Go back to boats. I'm driving around in my boat on a big river with a 5 mph current. My boat goes 30 mph. If I'm going with the current, my boat is going 35mph relative to the river bottom and the shoreline. If I turn around and go the other way, my boat is going 25mph relative to the river bottom and the shoreline. If I go across the current, it's a wash and my boat speed and speed over the river bottom is the same, as if there was no current.
My boat's water speed is 30 all this time. My boat's "river bottom speed" is water speed plus or minus the effects of the current. As far as the boat itself goes, it doesn't know or care what direction its going relative to the river bottom, it's just concerned with the speed relative to the water surface, which is moving relative to the bottom.

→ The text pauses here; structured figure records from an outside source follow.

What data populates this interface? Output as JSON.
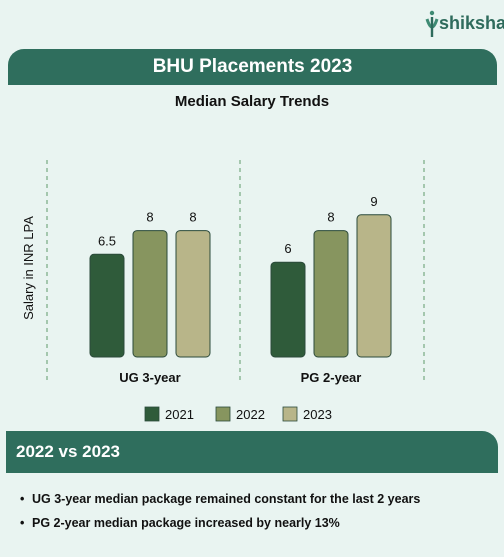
{
  "brand": {
    "name": "shiksha"
  },
  "banner": {
    "title": "BHU Placements 2023"
  },
  "chart_data": {
    "type": "bar",
    "title": "Median Salary Trends",
    "ylabel": "Salary in INR LPA",
    "xlabel": "",
    "categories": [
      "UG 3-year",
      "PG 2-year"
    ],
    "series": [
      {
        "name": "2021",
        "values": [
          6.5,
          6
        ],
        "color": "#2f5b3a"
      },
      {
        "name": "2022",
        "values": [
          8,
          8
        ],
        "color": "#87955f"
      },
      {
        "name": "2023",
        "values": [
          8,
          9
        ],
        "color": "#b8b589"
      }
    ],
    "data_labels": [
      [
        "6.5",
        "8",
        "8"
      ],
      [
        "6",
        "8",
        "9"
      ]
    ],
    "legend_position": "bottom",
    "grid": false
  },
  "section": {
    "title": "2022 vs 2023",
    "bullets": [
      "UG 3-year median package remained constant for the last 2 years",
      "PG 2-year median package increased by nearly 13%"
    ]
  },
  "colors": {
    "accent": "#2f6e5d",
    "background": "#e9f4f1"
  }
}
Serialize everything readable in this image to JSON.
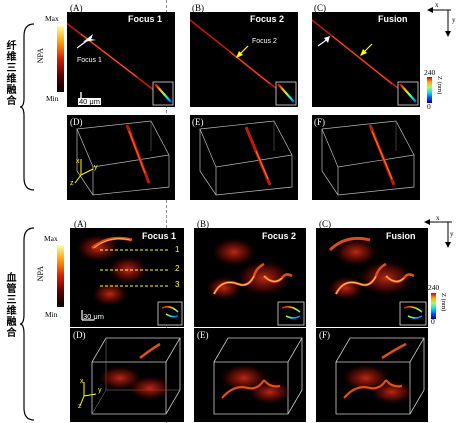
{
  "top": {
    "section_label": "纤维三维融合",
    "colorbar": {
      "max": "Max",
      "min": "Min",
      "axis": "NPA"
    },
    "scale_bar": "40 μm",
    "axis_x": "x",
    "axis_y": "y",
    "depth_bar": {
      "top": "240",
      "bottom": "0",
      "unit": "Z (nm)"
    },
    "panels": [
      {
        "letter": "(A)",
        "title": "Focus 1",
        "annotation": "Focus 1"
      },
      {
        "letter": "(B)",
        "title": "Focus 2",
        "annotation": "Focus 2"
      },
      {
        "letter": "(C)",
        "title": "Fusion",
        "annotation": ""
      }
    ],
    "panels_3d": [
      {
        "letter": "(D)"
      },
      {
        "letter": "(E)"
      },
      {
        "letter": "(F)"
      }
    ],
    "axes3d": {
      "x": "x",
      "y": "y",
      "z": "z"
    }
  },
  "bottom": {
    "section_label": "血管三维融合",
    "colorbar": {
      "max": "Max",
      "min": "Min",
      "axis": "NPA"
    },
    "scale_bar": "30 μm",
    "axis_x": "x",
    "axis_y": "y",
    "depth_bar": {
      "top": "240",
      "bottom": "0",
      "unit": "Z (nm)"
    },
    "lines": [
      "1",
      "2",
      "3"
    ],
    "panels": [
      {
        "letter": "(A)",
        "title": "Focus 1"
      },
      {
        "letter": "(B)",
        "title": "Focus 2"
      },
      {
        "letter": "(C)",
        "title": "Fusion"
      }
    ],
    "panels_3d": [
      {
        "letter": "(D)"
      },
      {
        "letter": "(E)"
      },
      {
        "letter": "(F)"
      }
    ],
    "axes3d": {
      "x": "x",
      "y": "y",
      "z": "z"
    }
  },
  "colors": {
    "accent_arrow": "#ffff00",
    "line_dashed": "#ffff33",
    "box": "#cccccc"
  }
}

An airplane is flying along a "river" of air and it has its airspeed, the speed through the air mass, and it's speed relative to the surface the air mass is flowing over, the "river bottom", or the ground in our case.
The pilot's main concern with groundspeed is the same as the boat captain's concern with boat speed added or subtracted from the current (say when navigating in the ocean). It affects how long it will take to get from A to B, and how much fuel will be required, and related things.
It doesn't have much effect on the flying of the plane itself except in an extreme case like a windshear encounter, where the inertia of the airplane itself can be a factor. The case you describe could be what is called a "reduced performance shear", which is a very sudden and extreme tailwind, which makes airspeed drop while groundspeed stays the same or increases fairly slowly. An airliner on approach that ends up with a downburst behind it, and is caught in the high velocity outflow of the downburst from behind, would see that happen due to the inertia of the aircraft until it's able to recover it's original speed through the air mass. While it's doing this it would have to pitch up and use some of its inertial energy to keep from descending below the glide path.
Even there though, you aren't really concerned with the groundspeed itself, except to the extent that the groundspeed affects how quickly go from A to B on the approach. You are totally concerned with recovering the lost airspeed that the airplane needs to fly.